I learned this the hard way when suppliers demanded payment while customer funds remained uncollected. The stress was crushing.
Cash Flow Management Strategies
1. Create Cash Flow Forecasts
Map expected inflows and outflows over 12 months. Identify tight periods early so you can guide sales focus accordingly.
2. Manage Receivables Tightly
- Discuss payment terms upfront
- Send invoices promptly with correct details
- Maintain relationships with accounts payable contacts
- Address aging receivables immediately
Don’t be polite about money you’re owed.
3. Revisit Supplier Payment Terms
Negotiate extended payment windows during growth or seasonal challenges. This improves working capital without cost.
4. Trim Expenses Aggressively
Categorize expenses as essential or non-essential. Seek cost reductions through competitive bidding and annual upfront payments.
5. Incentivize Upfront Payments
Offer discounts for prepayment on longer-term contracts. Getting money faster is worth a small discount.
6. Revisit Pricing
Raise prices regularly to maintain margins against inflation and salary increases. If you haven’t raised prices this year, you’ve effectively taken a pay cut.

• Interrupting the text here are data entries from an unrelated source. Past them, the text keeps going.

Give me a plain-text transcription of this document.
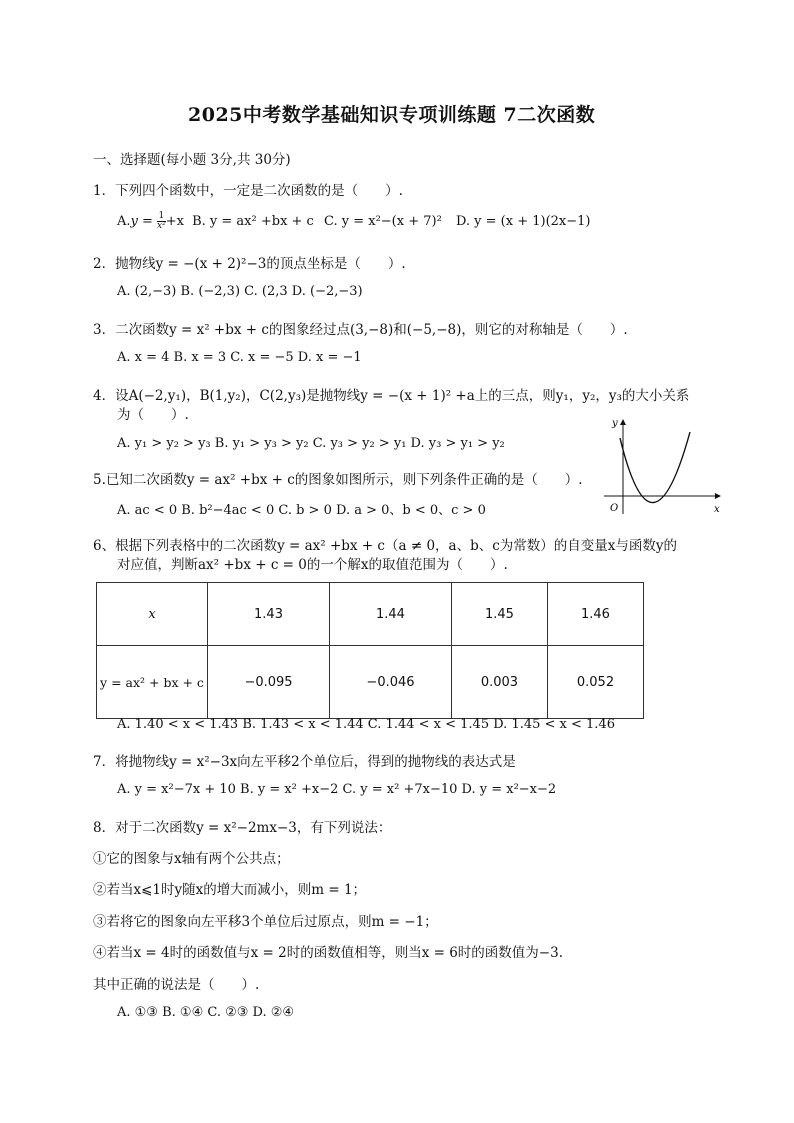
2025中考数学基础知识专项训练题 7二次函数
一、选择题(每小题 3分,共 30分)
1．下列四个函数中，一定是二次函数的是（　　）.
$A.y = \frac{1}{\text{x²}} +x$ B. y = ax² +bx + c C. y = x²−(x + 7)² D. y = (x + 1)(2x−1)
2．抛物线y = −(x + 2)²−3的顶点坐标是（　　）.
A. (2,−3) B. (−2,3) C. (2,3 D. (−2,−3)
3．二次函数y = x² +bx + c的图象经过点(3,−8)和(−5,−8)，则它的对称轴是（　　）.
A. x = 4 B. x = 3 C. x = −5 D. x = −1
4．设A(−2,y₁)，B(1,y₂)，C(2,y₃)是抛物线y = −(x + 1)² +a上的三点，则y₁，y₂，y₃的大小关系
为（　　）.
A. y₁ > y₂ > y₃ B. y₁ > y₃ > y₂ C. y₃ > y₂ > y₁ D. y₃ > y₁ > y₂
y
x
O
5.已知二次函数y = ax² +bx + c的图象如图所示，则下列条件正确的是（　　）.
A. ac < 0 B. b²−4ac < 0 C. b > 0 D. a > 0、b < 0、c > 0
6、根据下列表格中的二次函数y = ax² +bx + c（a ≠ 0，a、b、c为常数）的自变量x与函数y的
对应值，判断ax² +bx + c = 0的一个解x的取值范围为（　　）.
x	1.43	1.44	1.45	1.46
y = ax² + bx + c	−0.095	−0.046	0.003	0.052
A. 1.40 < x < 1.43 B. 1.43 < x < 1.44 C. 1.44 < x < 1.45 D. 1.45 < x < 1.46
7．将抛物线y = x²−3x向左平移2个单位后，得到的抛物线的表达式是
A. y = x²−7x + 10 B. y = x² +x−2 C. y = x² +7x−10 D. y = x²−x−2
8．对于二次函数y = x²−2mx−3，有下列说法：
①它的图象与x轴有两个公共点；
②若当x⩽1时y随x的增大而减小，则m = 1；
③若将它的图象向左平移3个单位后过原点，则m = −1；
④若当x = 4时的函数值与x = 2时的函数值相等，则当x = 6时的函数值为−3.
其中正确的说法是（　　）.
A. ①③ B. ①④ C. ②③ D. ②④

7. Build Financial Buffers
Maintain 3-4 months of operating expenses in cash reserves. This enables strategic growth and helps you navigate crises without panic.
The Reality
In larger organizations, financial directors manage cash flow. In smaller businesses, this responsibility falls to founders.
Get accountant support. Review management accounts monthly. The boring financial work prevents late-night panic.